Во времена моего детства в детском доме была дедовщина - очень страшная и безнаказанная. Одним из «Пасхальных заданий» старших был сбор продуктов на кладбище (в родительскую субботу люди несли на помин конфеты, водку, фрукты). Когда старшие были младшими, их отправляли за съестным туда же, история повторялась. Только со временем я стал понимать, что поминание своих родителей - один из важнейших моментов для человека. Но тогда в голове был ветер и «задание» принести продукты в детский дом, где нас кормили однообразно и, прямо скажем, плохо. Так как в детском доме подобные походы за съестным стали уже традицией, повзрослев, мы продолжали в праздники наведываться к церкви за гостинцами. Сейчас я понимаю, что ничего плохого мы не делали, ведь люди приносили еду в помин, а значит, кто-то должен был ее съесть. Вороны не успевали, зато успевали мы. Иногда прямо к детскому дому подходили бабушки, местные жительницы, и щедро раздавали нам сладости. Видимо, узнав, что вечером в Пасху мы ходим с фонарями на кладбище, приносили нам то, что предназначалось для их ушедших в мир иной родственников.
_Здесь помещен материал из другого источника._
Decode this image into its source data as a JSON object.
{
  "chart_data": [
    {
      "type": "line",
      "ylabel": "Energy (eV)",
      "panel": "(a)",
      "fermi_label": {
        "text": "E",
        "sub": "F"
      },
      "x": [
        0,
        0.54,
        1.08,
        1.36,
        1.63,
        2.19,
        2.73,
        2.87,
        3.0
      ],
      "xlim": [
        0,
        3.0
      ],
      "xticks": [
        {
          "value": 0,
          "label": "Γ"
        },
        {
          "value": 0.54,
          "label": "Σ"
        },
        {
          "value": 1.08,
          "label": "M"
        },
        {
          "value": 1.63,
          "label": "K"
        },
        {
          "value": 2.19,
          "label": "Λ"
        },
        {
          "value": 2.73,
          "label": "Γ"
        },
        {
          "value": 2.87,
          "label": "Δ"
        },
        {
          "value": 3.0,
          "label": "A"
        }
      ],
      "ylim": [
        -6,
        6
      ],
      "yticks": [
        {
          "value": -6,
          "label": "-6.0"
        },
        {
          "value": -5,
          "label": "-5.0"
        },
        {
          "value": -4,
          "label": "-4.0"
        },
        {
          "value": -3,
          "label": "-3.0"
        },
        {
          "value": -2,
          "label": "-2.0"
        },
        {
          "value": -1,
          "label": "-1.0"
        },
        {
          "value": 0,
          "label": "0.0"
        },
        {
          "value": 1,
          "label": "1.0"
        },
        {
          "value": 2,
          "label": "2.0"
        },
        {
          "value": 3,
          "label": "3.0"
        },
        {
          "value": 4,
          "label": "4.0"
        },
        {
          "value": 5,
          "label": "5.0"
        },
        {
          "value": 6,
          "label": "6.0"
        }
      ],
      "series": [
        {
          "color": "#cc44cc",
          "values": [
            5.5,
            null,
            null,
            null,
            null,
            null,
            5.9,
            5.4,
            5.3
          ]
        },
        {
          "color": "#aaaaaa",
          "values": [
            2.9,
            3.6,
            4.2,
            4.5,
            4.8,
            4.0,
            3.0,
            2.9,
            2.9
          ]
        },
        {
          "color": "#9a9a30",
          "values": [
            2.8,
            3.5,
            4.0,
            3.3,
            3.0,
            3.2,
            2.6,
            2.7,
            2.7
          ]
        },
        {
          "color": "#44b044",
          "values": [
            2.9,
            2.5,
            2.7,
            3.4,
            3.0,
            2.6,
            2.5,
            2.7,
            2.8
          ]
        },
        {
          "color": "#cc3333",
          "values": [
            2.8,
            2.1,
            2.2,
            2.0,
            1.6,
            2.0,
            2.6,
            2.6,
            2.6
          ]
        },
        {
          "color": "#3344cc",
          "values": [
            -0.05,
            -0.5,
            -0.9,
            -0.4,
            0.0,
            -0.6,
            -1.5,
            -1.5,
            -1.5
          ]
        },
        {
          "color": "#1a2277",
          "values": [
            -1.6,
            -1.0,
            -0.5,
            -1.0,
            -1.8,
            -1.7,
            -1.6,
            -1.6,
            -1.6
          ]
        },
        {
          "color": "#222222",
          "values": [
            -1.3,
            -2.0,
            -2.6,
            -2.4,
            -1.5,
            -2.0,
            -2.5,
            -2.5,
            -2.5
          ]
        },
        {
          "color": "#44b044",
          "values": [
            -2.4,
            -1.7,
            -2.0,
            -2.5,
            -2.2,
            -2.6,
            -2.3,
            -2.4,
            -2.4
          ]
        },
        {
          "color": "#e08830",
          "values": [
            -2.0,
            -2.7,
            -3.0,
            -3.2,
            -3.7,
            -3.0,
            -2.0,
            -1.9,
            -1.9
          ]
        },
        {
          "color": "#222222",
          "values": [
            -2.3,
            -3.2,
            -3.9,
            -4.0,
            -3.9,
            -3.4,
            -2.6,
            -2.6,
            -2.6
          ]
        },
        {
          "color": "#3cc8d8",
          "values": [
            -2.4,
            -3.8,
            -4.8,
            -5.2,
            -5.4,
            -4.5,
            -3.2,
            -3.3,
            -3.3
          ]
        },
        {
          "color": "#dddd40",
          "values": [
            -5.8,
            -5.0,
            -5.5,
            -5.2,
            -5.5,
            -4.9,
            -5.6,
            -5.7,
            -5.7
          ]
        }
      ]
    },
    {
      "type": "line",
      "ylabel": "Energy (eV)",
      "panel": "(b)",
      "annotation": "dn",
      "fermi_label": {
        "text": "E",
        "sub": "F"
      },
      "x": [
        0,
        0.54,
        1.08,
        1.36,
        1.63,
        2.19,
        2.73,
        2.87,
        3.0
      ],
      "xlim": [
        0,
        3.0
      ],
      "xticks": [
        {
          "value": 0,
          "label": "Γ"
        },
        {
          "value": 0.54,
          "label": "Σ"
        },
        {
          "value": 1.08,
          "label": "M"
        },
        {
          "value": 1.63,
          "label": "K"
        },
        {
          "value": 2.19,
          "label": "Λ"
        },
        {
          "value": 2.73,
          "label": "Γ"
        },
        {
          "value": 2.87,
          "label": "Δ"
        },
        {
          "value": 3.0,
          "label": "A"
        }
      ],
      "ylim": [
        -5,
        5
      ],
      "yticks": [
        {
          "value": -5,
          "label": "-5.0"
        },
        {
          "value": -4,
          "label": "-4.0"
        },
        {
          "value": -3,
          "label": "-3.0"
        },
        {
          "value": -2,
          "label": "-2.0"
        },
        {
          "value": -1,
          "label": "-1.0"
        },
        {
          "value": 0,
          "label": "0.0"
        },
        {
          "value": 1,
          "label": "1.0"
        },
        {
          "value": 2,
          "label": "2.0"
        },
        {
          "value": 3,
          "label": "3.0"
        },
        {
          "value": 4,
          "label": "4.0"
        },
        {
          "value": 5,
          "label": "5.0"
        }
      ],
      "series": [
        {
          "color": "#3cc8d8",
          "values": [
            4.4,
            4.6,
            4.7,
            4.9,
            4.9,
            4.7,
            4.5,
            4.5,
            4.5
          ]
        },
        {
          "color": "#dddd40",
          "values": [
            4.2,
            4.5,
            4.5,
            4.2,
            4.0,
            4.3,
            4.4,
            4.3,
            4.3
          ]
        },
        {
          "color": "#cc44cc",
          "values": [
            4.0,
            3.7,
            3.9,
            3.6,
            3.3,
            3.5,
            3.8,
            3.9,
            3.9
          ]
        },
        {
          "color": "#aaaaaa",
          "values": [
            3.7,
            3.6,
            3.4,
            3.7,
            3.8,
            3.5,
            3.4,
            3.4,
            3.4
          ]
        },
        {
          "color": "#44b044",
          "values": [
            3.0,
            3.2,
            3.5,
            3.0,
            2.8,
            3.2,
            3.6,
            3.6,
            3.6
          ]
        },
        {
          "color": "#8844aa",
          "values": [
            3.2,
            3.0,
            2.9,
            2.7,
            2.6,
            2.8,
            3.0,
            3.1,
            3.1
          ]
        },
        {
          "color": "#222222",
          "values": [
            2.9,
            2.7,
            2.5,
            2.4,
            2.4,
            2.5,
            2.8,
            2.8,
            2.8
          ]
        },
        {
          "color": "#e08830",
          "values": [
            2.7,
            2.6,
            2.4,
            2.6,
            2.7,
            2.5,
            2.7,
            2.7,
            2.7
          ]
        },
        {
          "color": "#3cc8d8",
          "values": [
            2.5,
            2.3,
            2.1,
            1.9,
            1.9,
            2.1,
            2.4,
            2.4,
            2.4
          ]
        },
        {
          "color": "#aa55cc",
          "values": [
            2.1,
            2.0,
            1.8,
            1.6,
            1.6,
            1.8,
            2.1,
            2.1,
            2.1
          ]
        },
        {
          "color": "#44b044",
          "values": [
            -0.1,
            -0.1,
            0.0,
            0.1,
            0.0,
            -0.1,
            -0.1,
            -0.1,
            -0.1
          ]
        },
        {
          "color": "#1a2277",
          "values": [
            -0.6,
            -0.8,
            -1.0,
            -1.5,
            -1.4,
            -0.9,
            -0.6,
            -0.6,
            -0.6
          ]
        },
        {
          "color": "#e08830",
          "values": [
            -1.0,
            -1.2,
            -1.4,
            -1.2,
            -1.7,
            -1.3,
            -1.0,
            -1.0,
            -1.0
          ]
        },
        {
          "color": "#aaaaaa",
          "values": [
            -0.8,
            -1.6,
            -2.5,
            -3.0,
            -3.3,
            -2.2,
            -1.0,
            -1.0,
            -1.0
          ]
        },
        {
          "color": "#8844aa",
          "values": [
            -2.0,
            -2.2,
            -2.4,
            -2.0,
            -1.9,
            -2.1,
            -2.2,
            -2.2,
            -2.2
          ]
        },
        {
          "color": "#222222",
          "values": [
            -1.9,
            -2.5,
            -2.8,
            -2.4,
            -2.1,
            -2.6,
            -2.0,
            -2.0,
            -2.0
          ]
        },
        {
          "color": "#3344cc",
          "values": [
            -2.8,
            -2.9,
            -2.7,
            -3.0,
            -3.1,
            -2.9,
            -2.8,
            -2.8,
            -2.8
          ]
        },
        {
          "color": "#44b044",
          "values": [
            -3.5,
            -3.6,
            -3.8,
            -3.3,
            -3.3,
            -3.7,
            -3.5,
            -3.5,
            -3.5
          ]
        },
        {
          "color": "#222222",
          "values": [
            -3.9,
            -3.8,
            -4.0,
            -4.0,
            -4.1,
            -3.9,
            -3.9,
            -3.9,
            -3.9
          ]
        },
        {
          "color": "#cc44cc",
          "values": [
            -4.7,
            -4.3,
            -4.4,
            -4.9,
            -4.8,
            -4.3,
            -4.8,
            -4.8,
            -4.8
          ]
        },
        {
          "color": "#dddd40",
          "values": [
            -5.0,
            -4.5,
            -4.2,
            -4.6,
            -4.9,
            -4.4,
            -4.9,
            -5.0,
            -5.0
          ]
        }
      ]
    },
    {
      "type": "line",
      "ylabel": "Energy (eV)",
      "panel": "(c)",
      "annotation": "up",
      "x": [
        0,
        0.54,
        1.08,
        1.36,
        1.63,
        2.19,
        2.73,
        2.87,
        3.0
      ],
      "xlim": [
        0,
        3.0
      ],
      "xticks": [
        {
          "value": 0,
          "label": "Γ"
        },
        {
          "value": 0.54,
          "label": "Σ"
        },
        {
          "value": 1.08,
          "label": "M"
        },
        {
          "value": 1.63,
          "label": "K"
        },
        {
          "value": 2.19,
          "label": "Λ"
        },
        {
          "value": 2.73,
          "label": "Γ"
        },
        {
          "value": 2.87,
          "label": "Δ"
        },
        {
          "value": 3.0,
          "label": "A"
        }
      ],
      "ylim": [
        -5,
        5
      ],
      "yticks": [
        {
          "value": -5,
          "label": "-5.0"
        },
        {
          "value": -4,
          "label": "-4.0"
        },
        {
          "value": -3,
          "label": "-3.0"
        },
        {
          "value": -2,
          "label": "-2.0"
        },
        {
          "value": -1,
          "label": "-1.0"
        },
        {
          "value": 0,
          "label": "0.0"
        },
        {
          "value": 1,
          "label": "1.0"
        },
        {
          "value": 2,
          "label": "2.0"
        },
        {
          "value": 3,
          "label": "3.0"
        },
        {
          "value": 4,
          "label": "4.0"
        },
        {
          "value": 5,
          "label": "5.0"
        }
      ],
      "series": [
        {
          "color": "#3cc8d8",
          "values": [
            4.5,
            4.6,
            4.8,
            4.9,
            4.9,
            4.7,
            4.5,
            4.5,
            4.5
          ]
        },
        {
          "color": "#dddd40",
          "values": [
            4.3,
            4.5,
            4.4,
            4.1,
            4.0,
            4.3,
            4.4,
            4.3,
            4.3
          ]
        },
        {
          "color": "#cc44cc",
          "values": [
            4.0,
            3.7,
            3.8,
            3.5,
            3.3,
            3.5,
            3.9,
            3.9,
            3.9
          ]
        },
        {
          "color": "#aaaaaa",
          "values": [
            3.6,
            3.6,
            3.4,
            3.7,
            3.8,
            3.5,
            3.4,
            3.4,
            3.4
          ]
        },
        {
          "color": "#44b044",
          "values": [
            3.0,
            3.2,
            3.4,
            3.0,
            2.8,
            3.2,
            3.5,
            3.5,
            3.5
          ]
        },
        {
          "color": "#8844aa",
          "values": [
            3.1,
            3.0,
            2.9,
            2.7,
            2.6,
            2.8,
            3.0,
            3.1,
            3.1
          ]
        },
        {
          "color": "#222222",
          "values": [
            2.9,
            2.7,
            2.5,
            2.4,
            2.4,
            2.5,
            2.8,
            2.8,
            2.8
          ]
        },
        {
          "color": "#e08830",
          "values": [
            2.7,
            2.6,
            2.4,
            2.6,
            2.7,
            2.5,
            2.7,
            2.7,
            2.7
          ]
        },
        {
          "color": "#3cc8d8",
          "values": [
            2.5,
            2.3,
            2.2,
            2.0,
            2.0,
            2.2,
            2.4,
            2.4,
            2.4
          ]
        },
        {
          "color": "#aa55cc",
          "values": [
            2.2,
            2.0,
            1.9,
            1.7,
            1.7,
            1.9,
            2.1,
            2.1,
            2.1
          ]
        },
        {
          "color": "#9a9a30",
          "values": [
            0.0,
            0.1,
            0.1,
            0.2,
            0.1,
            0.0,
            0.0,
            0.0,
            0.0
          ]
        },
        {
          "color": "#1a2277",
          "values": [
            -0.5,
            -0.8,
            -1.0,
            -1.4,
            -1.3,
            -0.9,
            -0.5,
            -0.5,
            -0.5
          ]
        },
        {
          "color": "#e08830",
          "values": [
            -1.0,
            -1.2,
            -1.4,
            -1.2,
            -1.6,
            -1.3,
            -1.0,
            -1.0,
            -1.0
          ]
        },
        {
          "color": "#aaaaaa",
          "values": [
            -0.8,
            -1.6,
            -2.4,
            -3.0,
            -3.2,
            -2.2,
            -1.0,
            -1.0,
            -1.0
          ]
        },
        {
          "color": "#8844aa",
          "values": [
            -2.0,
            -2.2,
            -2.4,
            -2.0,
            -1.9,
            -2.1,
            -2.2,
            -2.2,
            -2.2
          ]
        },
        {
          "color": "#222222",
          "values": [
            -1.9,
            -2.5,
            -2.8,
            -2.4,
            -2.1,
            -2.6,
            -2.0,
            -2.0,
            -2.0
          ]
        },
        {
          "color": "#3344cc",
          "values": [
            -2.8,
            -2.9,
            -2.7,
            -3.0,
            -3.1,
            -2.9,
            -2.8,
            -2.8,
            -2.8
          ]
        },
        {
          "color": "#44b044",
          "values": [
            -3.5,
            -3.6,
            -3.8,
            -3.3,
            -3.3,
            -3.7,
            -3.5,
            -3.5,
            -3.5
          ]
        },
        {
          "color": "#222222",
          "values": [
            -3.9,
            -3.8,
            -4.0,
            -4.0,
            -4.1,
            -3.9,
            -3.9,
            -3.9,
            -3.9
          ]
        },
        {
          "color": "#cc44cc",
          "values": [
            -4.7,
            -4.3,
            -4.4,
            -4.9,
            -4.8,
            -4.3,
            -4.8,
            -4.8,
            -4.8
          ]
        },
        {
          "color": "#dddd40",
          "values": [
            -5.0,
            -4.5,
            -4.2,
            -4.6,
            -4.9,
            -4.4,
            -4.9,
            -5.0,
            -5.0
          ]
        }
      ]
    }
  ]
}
Периодически местная милиция, которая зачем-то бдела в это время рядом с городским кладбищем, проводила на нас облавы. То ли интереса ради, то ли для галочки нас отлавливали и привозили в детский дом. После этого директриса строила все учреждение и устраивала «публичную порку». Нас выводили на середину зала и поливали оскорблениями с ног до головы. Мы, потупившись, молчали, хотя стоять на нашем месте должны были другие. Директриса кричала, что мы устраиваем столовую прямо на кладбище, что Бога нет, что еду на могилы своих близких несут недалекие люди. Мол, зачем они несут продукты, когда их можно съесть самим, дома? И много чего еще. Уже тогда ее речи вызывали у меня чувство протеста. В глубине души я знал: отношение к близким должно быть иным, добрым.
Вопрос отношения к родителям и близким очень актуален для воспитанников детского дома. По сути, это главный, судьбоносный вопрос ребячьей жизни. Положительный образ матери и отца, который берегли в своем сердце многие из нас, не смогли поколебать ни годы, проведенные в детском доме, ни отношение воспитателей, которые часто называли наших родителей негодяями и алкашами. Многие сироты верят, что мама и папа случайно потеряли своего ребенка, что у них все хорошо, и долгожданная встреча с семьей уже скоро. Ребенку-сироте важно иметь положительный образ мамы. И не только потому, что, выйдя из стен сиротского учреждения, ему предстоит вернуться в родительский дом или воспитывать собственных детей, но и для того, чтобы, придя на родную могилу (если так уж вышло), он мог оставить на ней краюху хлеба для птиц, бездомных и детдомовских детей.